Prokofiev provided the evening’s second half, beginning with the first of the Six Pieces from Cinderella, Op. 102; this is the third suite of piano solo extracts from the ballet and I didn’t know it had been arranged for violin/piano duet.   In this format, the waltz sounded very effective, the string line taking melodic responsibilities but also adding a good deal to the slightly manic impetus  that the composer invested in this scene where the private and public overlap to brilliant if alarming effect.   If for nothing else, the extract gave Markiyan Melnychenko an opportunity to display his gift for urging out long lyrical sweeps of fabric not dependent on a hefty vibrato.

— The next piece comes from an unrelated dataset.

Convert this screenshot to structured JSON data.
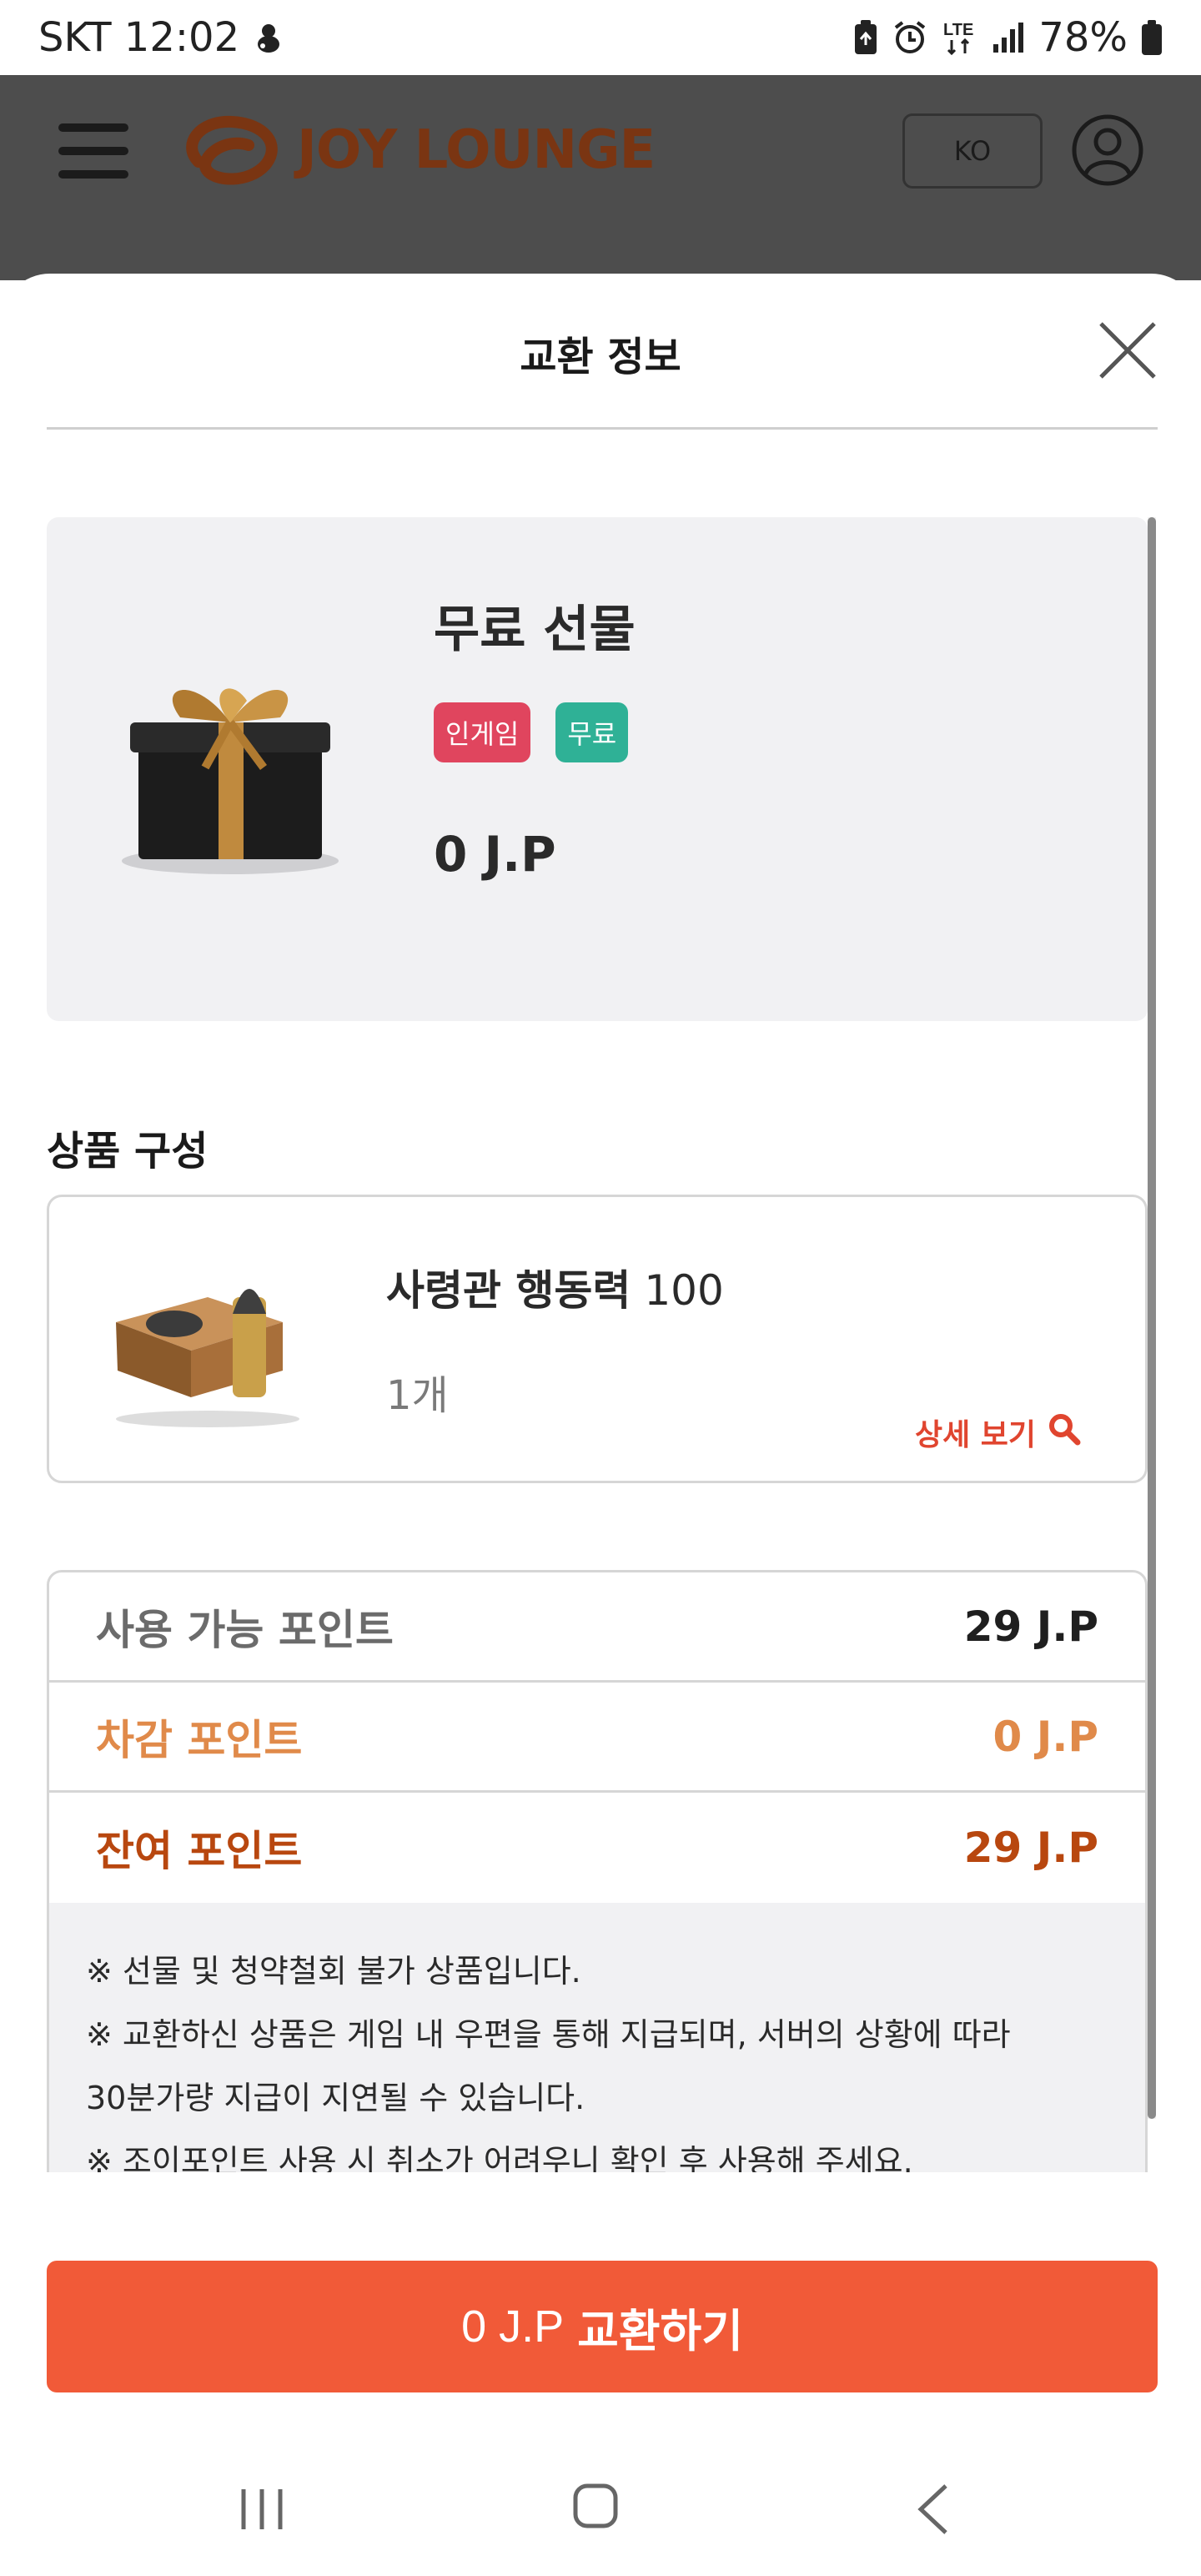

With the Sonata in D Major, co-opted for Oistrakh from the Flute Sonata, the piano contribution again erred on the side of heft and a forceful dynamic.   The partners worked with certainty through the opening Moderato‘s exposition but things took a turn for the hectic during the development, notably when Prokofiev changes his key signature to B flat Major/G minor and the action involves chromatic creep and an increase in linear tension.   It struck me that both performers were again pushing what is a pretty simple work, in terms of construction and atmosphere on to a more weighty plane that it deserved.

The Scherzo would have gained, like the Debussy Intermede, from a more brisk staccato and a softer dynamic.   In the music I have for the work, there is no request for anything beyond mezzo-forte from the keyboard until the D flat chords four bars before Number 14; as it was, this presto impressed as lumpen-footed, lacking biting humour or acerbic spark.   Still, the D Major interlude/Trio was accomplished with sympathy and polish, in particular Markiyan Melnychenko’s quadruple stops and quiet, present harmonics.

Both musicians gave the Andante its space and showed a well-controlled dynamic balance, notably in the long central pages where triplets are the order of the day; their subsiding into that marvellous, simply-achieved drift down a chromatic scale at Figure 31 impressed also for its sweetness of timbre from the violin and gentle underpinning from Oksana Melnychenko.

Both musicians enjoyed the vigour of Prokofiev’s concluding Allegro con brio but a good deal of this sonata section came across as strident.   As with many another reading of this work, the deceleration at Figure 37 struck me as unnecessary; as far as I can see, the composer only wants a change of pace twice during this movement  –  for the rest of the time, it makes sense in the actual music itself to maintain a steady metre.   The final eight bars would have gained a good deal in accuracy if the tempo initially adopted had been more considered and the sustaining pedal not so readily employed.   Yes, Prokofiev has a reputation as a seeker after the percussive, but not in this elegant if sometimes ebullient score.

I’ve heard Markiyan Melnychenko in larger combinations before this and found plenty to admire in the accuracy of his pitching and the finesse of his delivery, the technical and emotional control evident no matter how ardent the composer’s temperament.   Of course, these qualities emerged often in this particular night’s work but it seemed as if both musicians were making hard work of their music-making –  like the Debussy which should shimmer with energy, not be delivered with gritty determination and hard-edged insistence.